En Suisse, il existe un paradoxe. Bien que considérée à l’échelle mondiale comme une nation riche, la hausse du coût de la vie pousse les familles ordinaires à demander de l’aide aux banques alimentaires. La perception de la richesse se heurte à une réalité où les salaires, bien que élevés, sont de plus en plus érodés par la montée en flèche du coût de la vie – une situation que les économistes et les défenseurs de l’aide sociale trouvent alarmante.

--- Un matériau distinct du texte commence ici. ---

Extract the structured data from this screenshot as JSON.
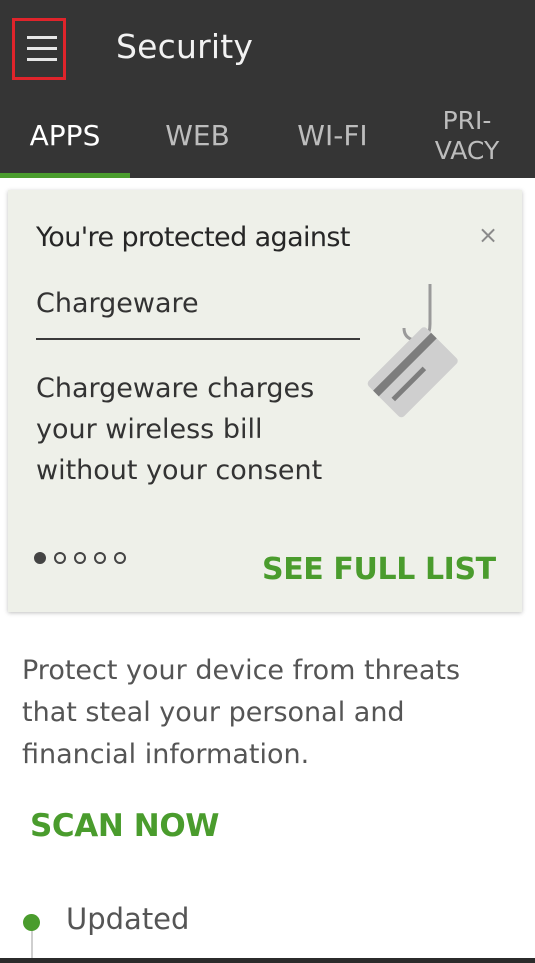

«Vous venez de Suisse, vous devez être riche!»
Cette perception globale contraste fortement avec la réalité. Dans un pays où un salaire mensuel de 4 000 francs suisses (4 364 dollars) est considéré comme un seuil de pauvreté, la hausse du coût de la vie, notamment la hausse des loyers, l’augmentation de l’inflation et désormais l’augmentation des coûts de l’assurance maladie, poussent les familles et les individus dans le précipice financier.
Daniel Lauper de Caritas, une organisation suisse de lutte contre la pauvreté, souligne le problème caché de l’insuffisance financière du pays:
«En Suisse, on ne parle pas d’argent, ni qu’on n’a pas d’argent».
Le silence généralisé sur cette question est désolant, sachant que près de 750 000 personnes sont aux prises avec la pauvreté. La crise financière cachée, accentuée par la pandémie de COVID-19, a vu de nombreux ménages au bord de l’instabilité financière.
Hausse de l’assurance maladie
Dans une annonce choc, le ministre sortant de la Santé, Alain Berset, a révélé une hausse des coûts de l’assurance maladie de 8,7% pour 2024. Cette hausse se traduit par une dépense annuelle supplémentaire de 1 000 francs pour une famille avec deux jeunes enfants, une situation exacerbée par une inflation déjà en hausse.
«J’ai de mauvaises nouvelles pour les ménages déjà en proie à l’inflation», a annoncé Berset.
Bien qu’il existe des réductions des primes d’assurance maladie, les cantons subventionnant les personnes éligibles, cela n’est pas considéré comme une solution durable à long terme. L’économiste de la santé Tilman Slembeck s’est dit préoccupé par les 5,5 milliards de francs consacrés à ces réductions, soit l’équivalent de la totalité du budget de l’armée suisse. Il a souligné que le système de santé a «désespérément besoin d’une réforme».
Des voix politiques de divers bords ont fait écho aux inquiétudes suscitées par la hausse des coûts d’assurance. La gauche plaide pour un système de coût des soins de santé basé sur le revenu, tandis que d’autres réclament une assurance financée par l’État et financée par les impôts. Malgré ces propositions, Slembeck ne voit «aucun avantage» à ces solutions temporaires, soulignant la nécessité urgente d’une refonte complète du système de santé suisse.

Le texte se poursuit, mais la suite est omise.